If you're looking for inspiration, next week I will share with you my favourite high intensity running intervals that will get your heart rate up in the right place for some serious fat burn, while improving cardiovascular endurance and ensuring you'll never gas out in the ring.

Summary


-Fats come in different shapes and forms. Mono- and polyunsaturated fats should make up the majority of fats consumed

-Fat is a highly concentrated source of energy, providing 9 kcal per gram. That's more than twice the amount provided by both carbohydrates and proteins (4 kcal per gram). Bear that in mind when adjusting the proportion of macronutrients in your diet.

-Fats are important for ensuring a sufficient energy and nutrient intake, contribute to the feeling of satiety and, most importantly, make food taste good.

-Some vitamins are only soluble in fat. Vitamins are good. So don't eliminate the fat.

-Fat can only be metabolized aerobically (there has to be sufficient supply of oxygen - low intensity training).

-Fats should make up around 25-35% of total calories consumed. Consuming more than this will not result in improved athletic performance and can lead to a decreased endurance if it replaces carbohydrates.

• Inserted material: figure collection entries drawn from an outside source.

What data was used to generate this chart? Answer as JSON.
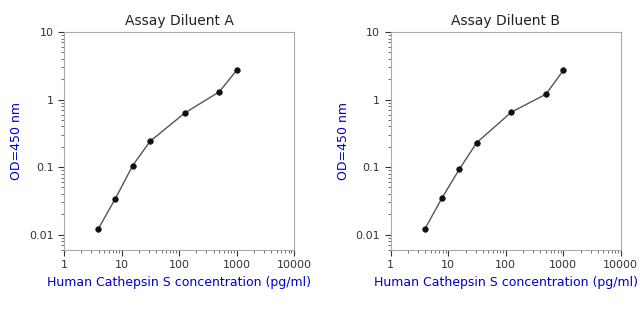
{
  "panel_A": {
    "title": "Assay Diluent A",
    "x": [
      3.9,
      7.8,
      15.6,
      31.25,
      125,
      500,
      1000
    ],
    "y": [
      0.012,
      0.034,
      0.105,
      0.24,
      0.63,
      1.3,
      2.7
    ]
  },
  "panel_B": {
    "title": "Assay Diluent B",
    "x": [
      3.9,
      7.8,
      15.6,
      31.25,
      125,
      500,
      1000
    ],
    "y": [
      0.012,
      0.035,
      0.093,
      0.23,
      0.65,
      1.2,
      2.7
    ]
  },
  "xlabel": "Human Cathepsin S concentration (pg/ml)",
  "ylabel": "OD=450 nm",
  "xlim": [
    1,
    10000
  ],
  "ylim": [
    0.006,
    10
  ],
  "line_color": "#555555",
  "marker_color": "#111111",
  "title_color": "#222222",
  "label_color": "#0000cc",
  "tick_color": "#333333",
  "spine_color": "#aaaaaa",
  "background_color": "#ffffff",
  "title_fontsize": 10,
  "label_fontsize": 9,
  "tick_fontsize": 8
}
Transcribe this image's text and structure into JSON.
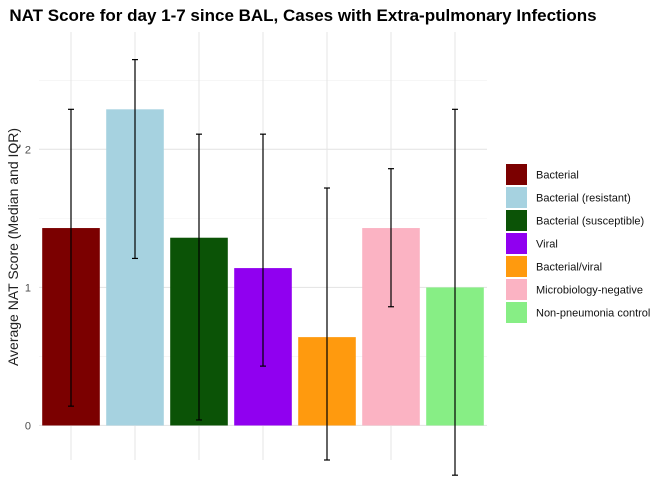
{
  "chart_data": {
    "type": "bar",
    "title": "NAT Score for day 1-7 since BAL, Cases with Extra-pulmonary Infections",
    "xlabel": "",
    "ylabel": "Average NAT Score (Median and IQR)",
    "ylim": [
      -0.25,
      2.85
    ],
    "yticks": [
      0,
      1,
      2
    ],
    "grid": true,
    "legend_position": "right",
    "series": [
      {
        "name": "Bacterial",
        "value": 1.43,
        "err_low": 0.14,
        "err_high": 2.29,
        "color": "#7B0000"
      },
      {
        "name": "Bacterial (resistant)",
        "value": 2.29,
        "err_low": 1.21,
        "err_high": 2.65,
        "color": "#A6D2E0"
      },
      {
        "name": "Bacterial (susceptible)",
        "value": 1.36,
        "err_low": 0.04,
        "err_high": 2.11,
        "color": "#0B5306"
      },
      {
        "name": "Viral",
        "value": 1.14,
        "err_low": 0.43,
        "err_high": 2.11,
        "color": "#9000F0"
      },
      {
        "name": "Bacterial/viral",
        "value": 0.64,
        "err_low": -0.25,
        "err_high": 1.72,
        "color": "#FF9A0E"
      },
      {
        "name": "Microbiology-negative",
        "value": 1.43,
        "err_low": 0.86,
        "err_high": 1.86,
        "color": "#FBB3C3"
      },
      {
        "name": "Non-pneumonia control",
        "value": 1.0,
        "err_low": -0.36,
        "err_high": 2.29,
        "color": "#87EE85"
      }
    ]
  }
}
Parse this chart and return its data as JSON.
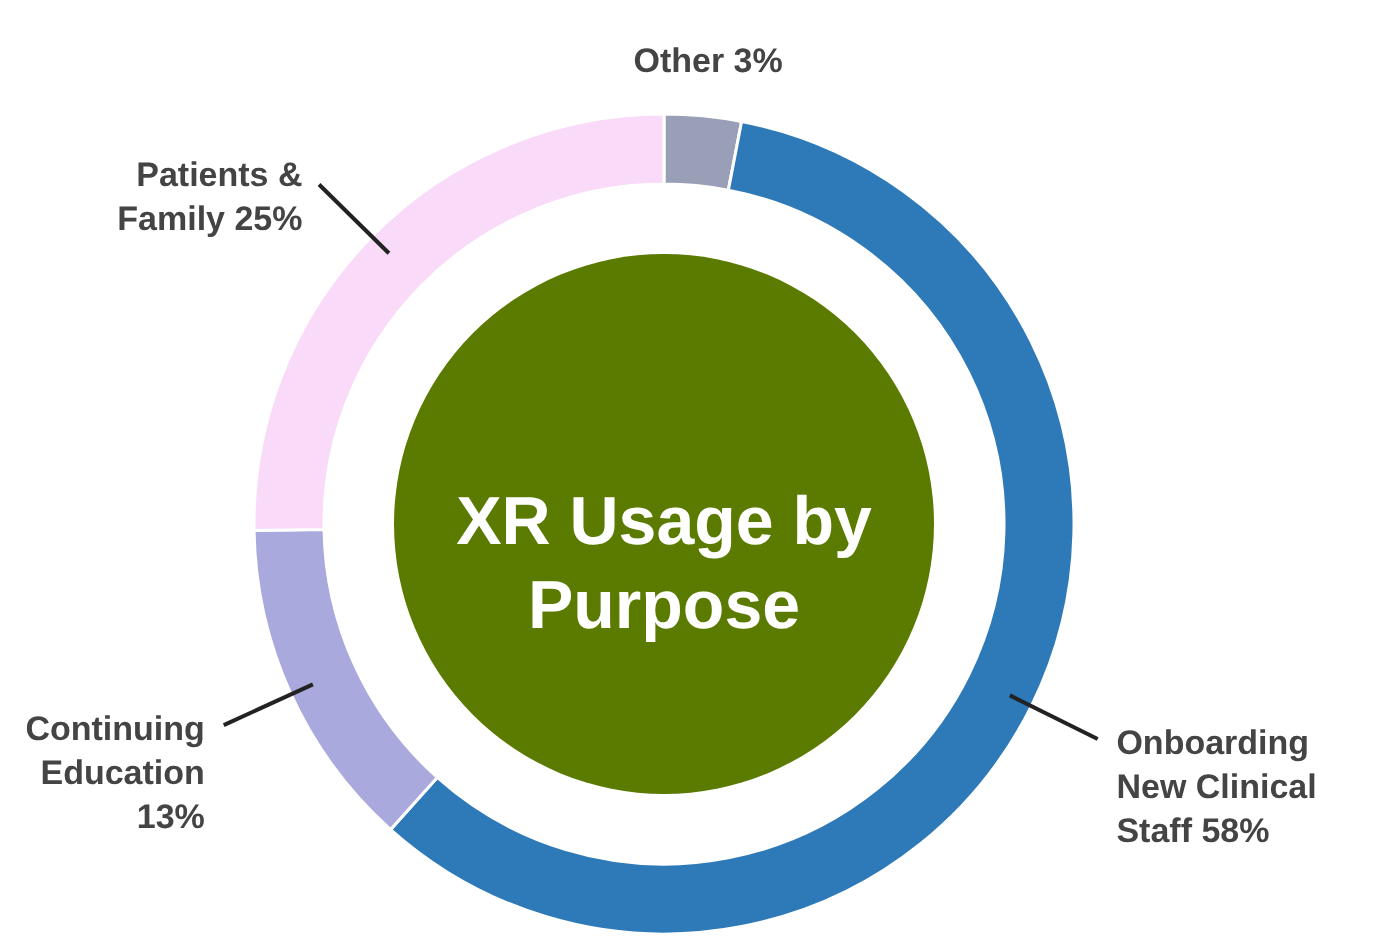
{
  "chart_data": {
    "type": "donut",
    "title": "XR Usage by Purpose",
    "categories": [
      "Other",
      "Onboarding New Clinical Staff",
      "Continuing Education",
      "Patients & Family"
    ],
    "values": [
      3,
      58,
      13,
      25
    ],
    "value_labels": [
      "3%",
      "58%",
      "13%",
      "25%"
    ],
    "colors": [
      "#9a9fb8",
      "#2e7ab8",
      "#aaa9de",
      "#f9daf8"
    ]
  }
}
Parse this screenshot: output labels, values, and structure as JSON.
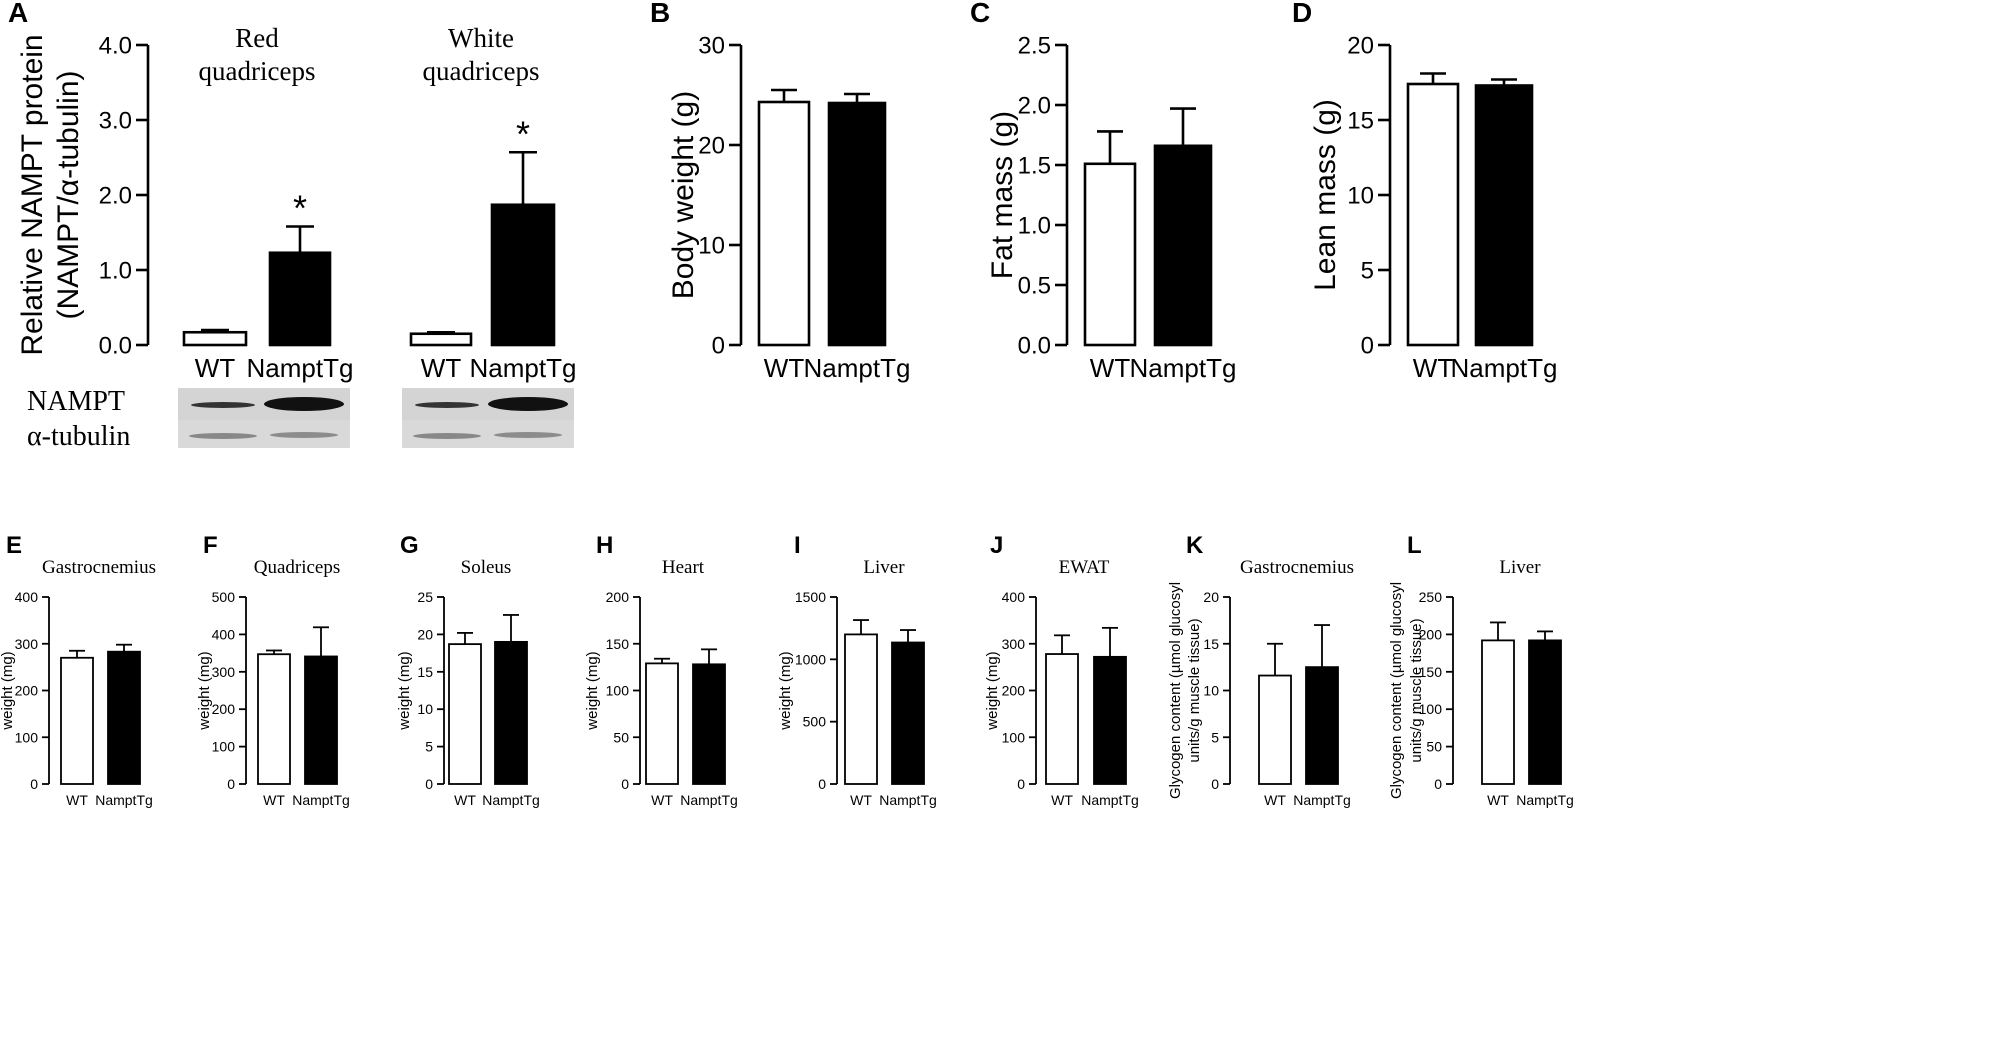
{
  "chart_data": [
    {
      "panel": "A",
      "type": "bar",
      "ylabel_lines": [
        "Relative NAMPT protein",
        "(NAMPT/α-tubulin)"
      ],
      "yticks": [
        "0.0",
        "1.0",
        "2.0",
        "3.0",
        "4.0"
      ],
      "ylim": [
        0,
        4
      ],
      "groups": [
        {
          "title_lines": [
            "Red",
            "quadriceps"
          ],
          "categories": [
            "WT",
            "NamptTg"
          ],
          "values": [
            0.17,
            1.23
          ],
          "errors": [
            0.03,
            0.35
          ],
          "annotations": [
            "",
            "*"
          ]
        },
        {
          "title_lines": [
            "White",
            "quadriceps"
          ],
          "categories": [
            "WT",
            "NamptTg"
          ],
          "values": [
            0.15,
            1.87
          ],
          "errors": [
            0.02,
            0.7
          ],
          "annotations": [
            "",
            "*"
          ]
        }
      ],
      "blot_labels": [
        "NAMPT",
        "α-tubulin"
      ]
    },
    {
      "panel": "B",
      "type": "bar",
      "ylabel": "Body weight (g)",
      "categories": [
        "WT",
        "NamptTg"
      ],
      "values": [
        24.3,
        24.2
      ],
      "errors": [
        1.2,
        0.9
      ],
      "yticks": [
        "0",
        "10",
        "20",
        "30"
      ],
      "ylim": [
        0,
        30
      ]
    },
    {
      "panel": "C",
      "type": "bar",
      "ylabel": "Fat mass (g)",
      "categories": [
        "WT",
        "NamptTg"
      ],
      "values": [
        1.51,
        1.66
      ],
      "errors": [
        0.27,
        0.31
      ],
      "yticks": [
        "0.0",
        "0.5",
        "1.0",
        "1.5",
        "2.0",
        "2.5"
      ],
      "ylim": [
        0,
        2.5
      ]
    },
    {
      "panel": "D",
      "type": "bar",
      "ylabel": "Lean mass (g)",
      "categories": [
        "WT",
        "NamptTg"
      ],
      "values": [
        17.4,
        17.3
      ],
      "errors": [
        0.7,
        0.4
      ],
      "yticks": [
        "0",
        "5",
        "10",
        "15",
        "20"
      ],
      "ylim": [
        0,
        20
      ]
    },
    {
      "panel": "E",
      "type": "bar",
      "title": "Gastrocnemius",
      "ylabel": "weight (mg)",
      "categories": [
        "WT",
        "NamptTg"
      ],
      "values": [
        270,
        283
      ],
      "errors": [
        15,
        15
      ],
      "yticks": [
        "0",
        "100",
        "200",
        "300",
        "400"
      ],
      "ylim": [
        0,
        400
      ]
    },
    {
      "panel": "F",
      "type": "bar",
      "title": "Quadriceps",
      "ylabel": "weight (mg)",
      "categories": [
        "WT",
        "NamptTg"
      ],
      "values": [
        347,
        341
      ],
      "errors": [
        10,
        78
      ],
      "yticks": [
        "0",
        "100",
        "200",
        "300",
        "400",
        "500"
      ],
      "ylim": [
        0,
        500
      ]
    },
    {
      "panel": "G",
      "type": "bar",
      "title": "Soleus",
      "ylabel": "weight (mg)",
      "categories": [
        "WT",
        "NamptTg"
      ],
      "values": [
        18.7,
        19.0
      ],
      "errors": [
        1.5,
        3.6
      ],
      "yticks": [
        "0",
        "5",
        "10",
        "15",
        "20",
        "25"
      ],
      "ylim": [
        0,
        25
      ]
    },
    {
      "panel": "H",
      "type": "bar",
      "title": "Heart",
      "ylabel": "weight (mg)",
      "categories": [
        "WT",
        "NamptTg"
      ],
      "values": [
        129,
        128
      ],
      "errors": [
        5,
        16
      ],
      "yticks": [
        "0",
        "50",
        "100",
        "150",
        "200"
      ],
      "ylim": [
        0,
        200
      ]
    },
    {
      "panel": "I",
      "type": "bar",
      "title": "Liver",
      "ylabel": "weight (mg)",
      "categories": [
        "WT",
        "NamptTg"
      ],
      "values": [
        1200,
        1135
      ],
      "errors": [
        115,
        100
      ],
      "yticks": [
        "0",
        "500",
        "1000",
        "1500"
      ],
      "ylim": [
        0,
        1500
      ]
    },
    {
      "panel": "J",
      "type": "bar",
      "title": "EWAT",
      "ylabel": "weight (mg)",
      "categories": [
        "WT",
        "NamptTg"
      ],
      "values": [
        278,
        272
      ],
      "errors": [
        40,
        62
      ],
      "yticks": [
        "0",
        "100",
        "200",
        "300",
        "400"
      ],
      "ylim": [
        0,
        400
      ]
    },
    {
      "panel": "K",
      "type": "bar",
      "title": "Gastrocnemius",
      "ylabel_lines": [
        "Glycogen content (µmol glucosyl",
        "units/g muscle tissue)"
      ],
      "categories": [
        "WT",
        "NamptTg"
      ],
      "values": [
        11.6,
        12.5
      ],
      "errors": [
        3.4,
        4.5
      ],
      "yticks": [
        "0",
        "5",
        "10",
        "15",
        "20"
      ],
      "ylim": [
        0,
        20
      ]
    },
    {
      "panel": "L",
      "type": "bar",
      "title": "Liver",
      "ylabel_lines": [
        "Glycogen content (µmol glucosyl",
        "units/g muscle tissue)"
      ],
      "categories": [
        "WT",
        "NamptTg"
      ],
      "values": [
        192,
        192
      ],
      "errors": [
        24,
        12
      ],
      "yticks": [
        "0",
        "50",
        "100",
        "150",
        "200",
        "250"
      ],
      "ylim": [
        0,
        250
      ]
    }
  ]
}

-The only valid reasons for a moderate increase in fat consumption are: a) being a sumo wrestler and b) not being able to provide adequate caloric intake to sustain extremely high energy demands. Consuming more fat than recommended is still better than not consuming enough total calories.

-Omega-3 and omega-6 are essential fatty acids - make sure you include them in your diet for nice skin, good neural function and growth, as well as improved aerobic metabolism and better recovery. Simply put: eat some fish.

-If your aim is to burn fat through exercise, don't fall for the "low intensity burns fat" myth. Lower intensity = greater proportion, but a lower total volume of fat burned. Exercise at a minimum of 65% VO2 max to optimize fat burn.

-The better your body gets in metabolizing fat for fuel, the longer your carbohydrate stores are going to last and your endurance will increase. This can only be achieved through endurance training.